Down at the Jungle stage at the same time, meanwhile, the Venezuela-born, Berlin-based DJ/producer Uchi was turning in a set of startlingly dark, esoteric noise; as I arrived she was dropping Christoph de Babalon's "Dead (Too)", a track I last heard coming out of my own stereo speakers sometime in 1998. It was one of many moments that pointed up the amazing breadth of Comunité's programming, not to mention the minor miracle that such an event can survive and thrive a stone's throw from the worst spring-breaker excesses of Cancún and Playa del Carmen.
The Jungle Stage seemed a curious addition at first – much smaller than Solar or Lunar, it was stuck down a relatively obscure path away from the festival's main drag and had no horizontal dance floor, but rather a dusty, rutted 45-degree incline that led all the way down to the lip of the stage. We soon found that watching from above was the more enjoyable, calf-muscle-friendly option there, and in Uchi, Bucharest's Aleksa Alaska, and the German-Chilean Cómeme label boss Matias Aguayo (whose wonderful set peaked, as all sets that feature it tend to, with MMM's "Nous Sommes"), it ended up hosting some of the festival's most enjoyable moments.
All three stages were open constantly from late Friday night until Saturday afternoon; curiously the larger Lunar and Solar's respective best moments seemed to come at times at odds with their names. As the night wore on we repeatedly returned to the Solar stage and were rewarded with two standout live sets: the joyous, physical and sometimes downright sexual Cuban group Dayme Arocena, above, followed by James Holden and the Animal Spirits, below, who played the gorgeously swirling, astral electronic jazz of their eponymous debut LP.
As the dawn began to break, Carl Craig, below, easily the most straightforwardly famous name on the bill, played a two-hour DJ set that concluded with a faintly ridiculous but undeniably enjoyable minimix-cum-meltdown that made stops at the Eurythmics' "Sweet Dreams" and Octave One's "Black Water" amid a barrage of hits that could be conservatively described as "singalong".
From there on in the Lunar stage was the place to be.
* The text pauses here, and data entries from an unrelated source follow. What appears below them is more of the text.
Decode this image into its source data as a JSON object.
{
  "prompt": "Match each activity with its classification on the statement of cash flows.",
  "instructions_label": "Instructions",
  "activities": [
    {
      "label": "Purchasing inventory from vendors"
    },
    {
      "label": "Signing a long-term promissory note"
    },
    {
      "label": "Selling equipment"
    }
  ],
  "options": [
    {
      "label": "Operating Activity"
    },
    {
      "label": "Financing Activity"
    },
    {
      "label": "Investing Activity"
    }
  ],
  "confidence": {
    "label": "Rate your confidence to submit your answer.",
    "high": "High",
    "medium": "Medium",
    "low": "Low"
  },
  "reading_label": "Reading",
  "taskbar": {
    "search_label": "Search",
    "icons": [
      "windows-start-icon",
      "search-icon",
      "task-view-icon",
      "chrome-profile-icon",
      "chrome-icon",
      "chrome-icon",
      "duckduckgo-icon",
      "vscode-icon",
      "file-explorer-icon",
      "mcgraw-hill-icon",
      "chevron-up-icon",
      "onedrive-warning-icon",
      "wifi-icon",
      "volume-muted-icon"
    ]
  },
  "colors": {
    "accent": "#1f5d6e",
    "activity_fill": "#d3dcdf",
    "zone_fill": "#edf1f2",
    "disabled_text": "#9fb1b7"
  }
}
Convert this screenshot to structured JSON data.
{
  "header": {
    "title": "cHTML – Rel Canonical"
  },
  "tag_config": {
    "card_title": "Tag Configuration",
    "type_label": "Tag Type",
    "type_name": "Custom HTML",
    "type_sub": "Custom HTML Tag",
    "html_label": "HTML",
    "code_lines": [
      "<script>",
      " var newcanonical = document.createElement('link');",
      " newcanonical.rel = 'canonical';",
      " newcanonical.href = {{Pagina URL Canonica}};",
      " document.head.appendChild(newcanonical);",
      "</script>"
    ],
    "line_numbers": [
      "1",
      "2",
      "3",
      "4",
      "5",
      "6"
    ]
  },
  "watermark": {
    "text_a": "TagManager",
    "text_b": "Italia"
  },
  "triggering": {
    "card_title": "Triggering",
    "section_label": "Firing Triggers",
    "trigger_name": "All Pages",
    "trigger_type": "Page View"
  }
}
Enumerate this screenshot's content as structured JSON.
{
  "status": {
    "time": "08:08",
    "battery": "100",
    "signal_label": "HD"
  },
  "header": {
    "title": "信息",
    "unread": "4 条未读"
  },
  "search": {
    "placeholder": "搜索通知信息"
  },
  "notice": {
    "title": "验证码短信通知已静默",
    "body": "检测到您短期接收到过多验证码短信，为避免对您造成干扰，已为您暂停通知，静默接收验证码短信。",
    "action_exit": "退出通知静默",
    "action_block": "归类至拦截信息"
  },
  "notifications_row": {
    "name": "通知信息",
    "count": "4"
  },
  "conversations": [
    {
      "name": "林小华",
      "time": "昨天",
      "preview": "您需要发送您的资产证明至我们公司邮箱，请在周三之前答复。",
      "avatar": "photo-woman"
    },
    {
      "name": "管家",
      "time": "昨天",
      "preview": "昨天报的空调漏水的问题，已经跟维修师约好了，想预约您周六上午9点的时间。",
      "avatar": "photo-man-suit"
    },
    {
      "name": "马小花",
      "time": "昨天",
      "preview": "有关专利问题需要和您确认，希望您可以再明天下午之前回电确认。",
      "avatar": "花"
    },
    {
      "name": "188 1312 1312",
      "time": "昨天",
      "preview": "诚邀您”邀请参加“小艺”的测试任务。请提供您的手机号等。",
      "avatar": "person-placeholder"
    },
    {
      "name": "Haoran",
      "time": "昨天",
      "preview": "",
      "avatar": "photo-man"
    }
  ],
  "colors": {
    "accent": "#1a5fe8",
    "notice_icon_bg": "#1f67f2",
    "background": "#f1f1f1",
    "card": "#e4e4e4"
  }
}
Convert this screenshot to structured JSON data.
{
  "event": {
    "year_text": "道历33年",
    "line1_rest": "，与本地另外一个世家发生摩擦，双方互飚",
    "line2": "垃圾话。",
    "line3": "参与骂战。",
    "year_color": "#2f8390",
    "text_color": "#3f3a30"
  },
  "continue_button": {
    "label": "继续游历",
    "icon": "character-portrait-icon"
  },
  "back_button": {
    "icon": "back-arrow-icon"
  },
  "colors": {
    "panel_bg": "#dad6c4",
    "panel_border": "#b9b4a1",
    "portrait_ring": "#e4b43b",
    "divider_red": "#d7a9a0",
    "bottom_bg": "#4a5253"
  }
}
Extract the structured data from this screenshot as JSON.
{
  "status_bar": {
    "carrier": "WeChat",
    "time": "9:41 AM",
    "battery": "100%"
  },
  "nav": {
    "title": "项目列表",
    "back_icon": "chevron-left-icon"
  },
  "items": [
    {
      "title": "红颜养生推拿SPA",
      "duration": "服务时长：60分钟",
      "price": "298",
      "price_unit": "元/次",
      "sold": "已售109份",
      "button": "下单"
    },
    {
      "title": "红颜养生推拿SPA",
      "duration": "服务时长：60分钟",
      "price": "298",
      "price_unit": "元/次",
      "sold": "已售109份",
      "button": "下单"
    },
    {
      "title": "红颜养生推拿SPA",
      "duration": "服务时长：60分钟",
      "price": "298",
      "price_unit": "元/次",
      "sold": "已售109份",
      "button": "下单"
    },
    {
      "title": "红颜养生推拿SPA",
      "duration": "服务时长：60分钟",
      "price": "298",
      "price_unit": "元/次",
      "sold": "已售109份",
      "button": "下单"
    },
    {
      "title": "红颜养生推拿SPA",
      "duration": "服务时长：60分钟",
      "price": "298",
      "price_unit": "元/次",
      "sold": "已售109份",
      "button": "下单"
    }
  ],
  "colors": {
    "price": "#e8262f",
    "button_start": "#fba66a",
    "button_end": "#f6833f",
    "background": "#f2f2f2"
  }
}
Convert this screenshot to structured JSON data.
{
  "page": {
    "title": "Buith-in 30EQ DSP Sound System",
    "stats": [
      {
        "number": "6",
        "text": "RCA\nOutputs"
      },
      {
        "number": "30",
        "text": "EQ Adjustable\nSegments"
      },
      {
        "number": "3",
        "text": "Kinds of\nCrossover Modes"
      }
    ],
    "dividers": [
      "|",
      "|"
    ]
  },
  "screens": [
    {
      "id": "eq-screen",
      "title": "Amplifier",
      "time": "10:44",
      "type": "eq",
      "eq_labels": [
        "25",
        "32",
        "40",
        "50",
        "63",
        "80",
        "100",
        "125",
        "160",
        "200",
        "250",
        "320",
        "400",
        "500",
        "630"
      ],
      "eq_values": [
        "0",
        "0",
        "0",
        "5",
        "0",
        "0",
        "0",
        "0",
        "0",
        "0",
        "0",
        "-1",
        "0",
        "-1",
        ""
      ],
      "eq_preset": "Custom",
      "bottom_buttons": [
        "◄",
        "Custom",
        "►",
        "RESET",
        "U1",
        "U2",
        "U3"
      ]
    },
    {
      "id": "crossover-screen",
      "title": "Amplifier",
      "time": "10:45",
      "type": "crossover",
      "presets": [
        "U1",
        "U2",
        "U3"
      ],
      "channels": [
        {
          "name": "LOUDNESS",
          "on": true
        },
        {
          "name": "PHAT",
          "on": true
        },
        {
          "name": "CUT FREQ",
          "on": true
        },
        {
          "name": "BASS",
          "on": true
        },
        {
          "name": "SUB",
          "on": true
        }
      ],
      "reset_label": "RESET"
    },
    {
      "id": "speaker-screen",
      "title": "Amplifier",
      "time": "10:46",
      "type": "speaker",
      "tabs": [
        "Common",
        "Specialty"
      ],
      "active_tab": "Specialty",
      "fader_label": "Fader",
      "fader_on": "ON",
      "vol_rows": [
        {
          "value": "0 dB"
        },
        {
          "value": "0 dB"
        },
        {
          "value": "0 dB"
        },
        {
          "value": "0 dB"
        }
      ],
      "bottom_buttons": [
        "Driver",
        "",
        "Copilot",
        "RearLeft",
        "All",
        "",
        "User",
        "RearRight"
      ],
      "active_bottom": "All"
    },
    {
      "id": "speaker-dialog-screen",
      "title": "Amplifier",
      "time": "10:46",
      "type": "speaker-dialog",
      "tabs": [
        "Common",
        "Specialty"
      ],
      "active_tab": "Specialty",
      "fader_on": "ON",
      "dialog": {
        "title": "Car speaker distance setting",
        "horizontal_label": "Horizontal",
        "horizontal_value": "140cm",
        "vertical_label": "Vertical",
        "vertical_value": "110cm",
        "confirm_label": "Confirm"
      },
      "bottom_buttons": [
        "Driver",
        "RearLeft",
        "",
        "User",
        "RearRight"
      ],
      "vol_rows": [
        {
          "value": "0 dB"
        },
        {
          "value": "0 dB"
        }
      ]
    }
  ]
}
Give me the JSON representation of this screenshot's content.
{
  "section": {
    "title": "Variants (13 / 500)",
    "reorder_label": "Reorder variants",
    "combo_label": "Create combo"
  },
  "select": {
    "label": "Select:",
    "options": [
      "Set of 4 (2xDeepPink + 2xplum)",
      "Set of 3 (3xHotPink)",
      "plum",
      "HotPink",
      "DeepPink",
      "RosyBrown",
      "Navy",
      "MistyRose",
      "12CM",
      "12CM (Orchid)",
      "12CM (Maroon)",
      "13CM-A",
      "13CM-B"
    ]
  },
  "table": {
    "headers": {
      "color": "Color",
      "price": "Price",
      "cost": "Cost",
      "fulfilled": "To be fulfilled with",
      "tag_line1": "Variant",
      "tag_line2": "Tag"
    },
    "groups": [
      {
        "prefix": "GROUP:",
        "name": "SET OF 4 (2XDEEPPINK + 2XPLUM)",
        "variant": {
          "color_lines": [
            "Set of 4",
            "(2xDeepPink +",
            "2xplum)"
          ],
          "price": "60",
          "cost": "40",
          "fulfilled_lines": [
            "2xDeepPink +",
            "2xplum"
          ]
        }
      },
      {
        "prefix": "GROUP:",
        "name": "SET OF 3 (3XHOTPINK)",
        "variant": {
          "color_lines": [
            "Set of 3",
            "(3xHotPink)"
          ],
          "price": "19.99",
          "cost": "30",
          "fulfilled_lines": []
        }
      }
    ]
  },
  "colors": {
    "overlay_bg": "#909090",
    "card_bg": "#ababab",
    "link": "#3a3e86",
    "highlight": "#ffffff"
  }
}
The German producer Lawrence heralded the arrival of the sun with an almost inevitable but nonetheless rapturous airing of Larry Heard's "The Sun Can't Compare", while Mexico's own Murcof – who I last saw play in his native Tijuana a full 16 years ago – played an entrancing ambient set as we sat and basked on a little wooden mezzanine opposite the stage. The looping techno of Bucharest's Rhadoo held our attention for a half hour or so afterwards, but by that stage chatting and enjoying the sunshine had become a more pressing priority than dancing, and we opted to drift around the site doing that rather than stick with one particular performance.
All of which brought us up to the happy, sun-dappled haze of early afternoon on Saturday and the joy of a deeply unexpected dive into the perfectly clear, cool water of one of the cenotes – by far the loveliest end to a festival I've ever known, although the usual trudge back to one's quarters in the company of a mounting sense of dread admittedly doesn't offer much competition. The indisputable excellence of the main event ensured my time at Comunité 2018 was one of the best festival experiences of my life. The food (special shouts to the very different but both very incredible Taquería Honorio and Arca restaurants), weather, people and fascinating Mayan history of the Yucatán region, plus the occasional indulgent glance at a London weather forecast, made it one of the best weeks, full stop.